The possibility of a new price war between major fuel retailers is on the cards as Asda slashed petrol and diesel prices this morning.

Beleaguered motorists across Northern Ireland were today benefiting from a welcome boost from the supermarket chain which lowered the cost of diesel to 116.9p a litre and unleaded petrol to 105.9p.

The company has even urged other retailers across to follow suit and allow all hard-pressed drivers the chance to fill their tanks for less — regardless of where they live — prompting hopes that Sainsbury’s and Tesco may follow suit.

Announcing the price drop, a statement from Asda said it is passing more savings on to its customers by lowering its national pump price at all of its 170 plus petrol stations across n Ireland.

Darren Blackhurst, ASDA trading director, said: “We review our fuel prices daily and are committed to passing back the benefits of lower cost prices to all our customers with our national price.

“We urge our rivals not to take advantage of drivers who don't live close to an ASDA petrol station and to pass on cost benefits fairly to all their customers.”

The cuts being implemented by Asda from today bring some good news to motorists who are finding it increasingly difficult to keep their cars filled up with fuel.

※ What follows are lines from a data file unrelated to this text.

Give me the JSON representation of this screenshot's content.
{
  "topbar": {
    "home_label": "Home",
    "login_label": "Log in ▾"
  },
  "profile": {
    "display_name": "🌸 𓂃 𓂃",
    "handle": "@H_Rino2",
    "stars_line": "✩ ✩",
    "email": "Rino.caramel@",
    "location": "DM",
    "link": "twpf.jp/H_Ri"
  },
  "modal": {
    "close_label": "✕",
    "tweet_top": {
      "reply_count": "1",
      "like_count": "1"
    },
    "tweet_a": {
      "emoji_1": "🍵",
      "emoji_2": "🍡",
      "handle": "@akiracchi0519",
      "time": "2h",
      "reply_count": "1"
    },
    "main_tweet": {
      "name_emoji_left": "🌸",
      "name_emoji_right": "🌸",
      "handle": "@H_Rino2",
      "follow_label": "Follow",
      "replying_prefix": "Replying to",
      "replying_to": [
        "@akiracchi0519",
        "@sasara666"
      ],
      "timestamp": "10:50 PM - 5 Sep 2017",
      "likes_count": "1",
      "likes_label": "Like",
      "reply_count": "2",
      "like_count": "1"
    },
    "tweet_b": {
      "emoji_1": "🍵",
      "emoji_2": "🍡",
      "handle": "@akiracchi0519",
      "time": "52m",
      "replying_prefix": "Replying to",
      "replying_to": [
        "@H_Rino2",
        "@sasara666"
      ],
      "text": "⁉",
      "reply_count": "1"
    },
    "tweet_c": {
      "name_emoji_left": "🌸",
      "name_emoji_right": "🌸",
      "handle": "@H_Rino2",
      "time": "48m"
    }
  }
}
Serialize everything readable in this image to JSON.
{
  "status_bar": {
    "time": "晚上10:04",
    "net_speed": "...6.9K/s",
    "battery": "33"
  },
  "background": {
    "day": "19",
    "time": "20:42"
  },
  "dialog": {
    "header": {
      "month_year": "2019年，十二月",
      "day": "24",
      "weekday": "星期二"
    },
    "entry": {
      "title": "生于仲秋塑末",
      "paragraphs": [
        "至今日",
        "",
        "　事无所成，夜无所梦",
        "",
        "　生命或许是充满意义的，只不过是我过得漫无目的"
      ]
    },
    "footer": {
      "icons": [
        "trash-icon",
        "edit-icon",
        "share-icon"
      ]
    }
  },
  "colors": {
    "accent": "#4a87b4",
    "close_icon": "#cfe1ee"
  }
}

But with only seven stores selling petrol and diesel in Northern Ireland, the majority of motorists will have to keep on paying higher prices — unless other fuel retailers cut their prices also.

In September, a price war broke out between a number of leading fuel retailers but as is frequently |the case, consumers in Northern Ireland failed to reap many of |the benefits.

Morrisons, Shell and Esso — none of whom operate in the Ulster market — slashed up to 3p a litre off both diesel and petrol in response to the falling cost of oil.

Asda also waded in and began charging 106.9p for petrol and 118.9p for diesel at all its UK filling stations, including all seven of its outlets in Northern Ireland.

As part of its Price Watch campaign, the Belfast Telegraph has been repeatedly calling for a fair price for fuel for all Northern Ireland motorists.

Launched last month, we are demanding an end to the way two leading retail giants charge drivers for petrol and diesel in a postcode lottery.

In August, Tesco and Sainsbury's were urged to drop regional pricing policies after it emerged the cost of filling up your car was subject to regional variations of 5p a litre.

However, within a matter of weeks the disparity in prices had gone up to around 9p, if not more, after a new fuel price war broke out among the UK's leading retailers.

A Tesco spokeswoman said the company continues to offer customers a great deal on fuel and added: “Our aim is to be competitive in the local catchment area of every store.”